Ever wonder how educators learn how to teach complex skills to students with autism? Renee Horvath, a teacher at The Y.A.L.E. School Audubon campus, is a graduate student at Rowan University studying Applied Behavior Analysis. Her work with teens with autism at Y.A.L.E. prompted her to initiate a research study to look at how best to teach students how to do something most of us do every day: use a debit card.
“Our students spend about half their time in the community and often have to pay for purchases they make,” said Renee. “This requires other skills, like carrying and counting money, and receiving the correct change. A debit card is a nice alternative. It is accepted in most places, is used by typical teens, and eliminates the more complex steps of paying with cash.”

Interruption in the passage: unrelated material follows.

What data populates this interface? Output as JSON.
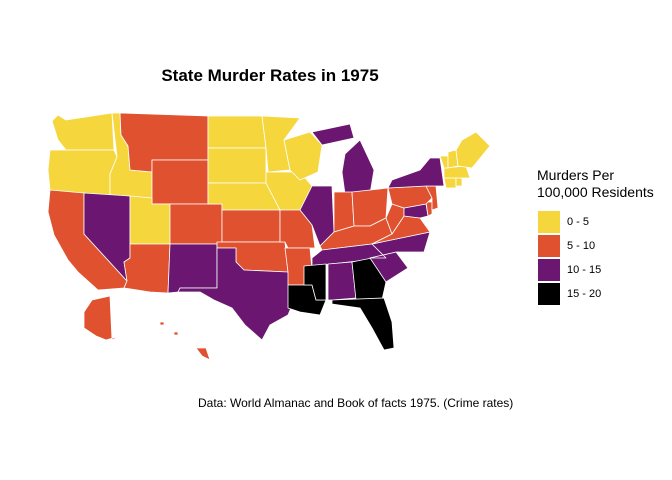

Renee decided to teach three students this skill as part of her graduation requirement for Rowan’s Masters Program in Applied Behavior Analysis.
The study tested the effects of a video model with prompts, along with real life training. Before going into the community each week, the students watched a video of a familiar person completing a purchase with a debit card in a grocery store. The video contained on-screen prompts, such as the words “thank you,” when the customer thanks the cashier, and arrows directing the students’ attention to important details, such as a wallet. Once in the store, Y.A.L.E staff prompted each student to complete the steps, which had been broken down into smaller components through a process called “task analysis.”
Data were taken over a period of four months to record the percentage of times the steps were completed independently. Eventually, students were taken to a larger retail store to see if the skill generalized.
Renee’s study found that for all three of her participants, using a video model with in-vivo training effectively increased the percentage of steps completed independently, and generalized the skill to other community settings. The video was especially useful for teaching the non-social steps of the task, like taking out the debit card and typing the PIN number.
“Unfortunately, we found the strategy was not as effective for teaching the social steps, such as greeting the cashier and thanking him or her after completing the purchase,” said Renee.
Renee presented her findings at the New Jersey Association for Behavior Analysis through a poster session entitled, “The Use of Textual Prompts Within a Video Model to Teach Debit Card Purchasing in the Community.”
“Contributing to the field is an important part of what sets Y.A.L.E. apart,” said John Barnard, M.S., Ed. BCBA, assistant director of the Y.A.L.E. autism programs. “We are proud of our affiliation with Rowan and the opportunity to present this research to our colleagues.”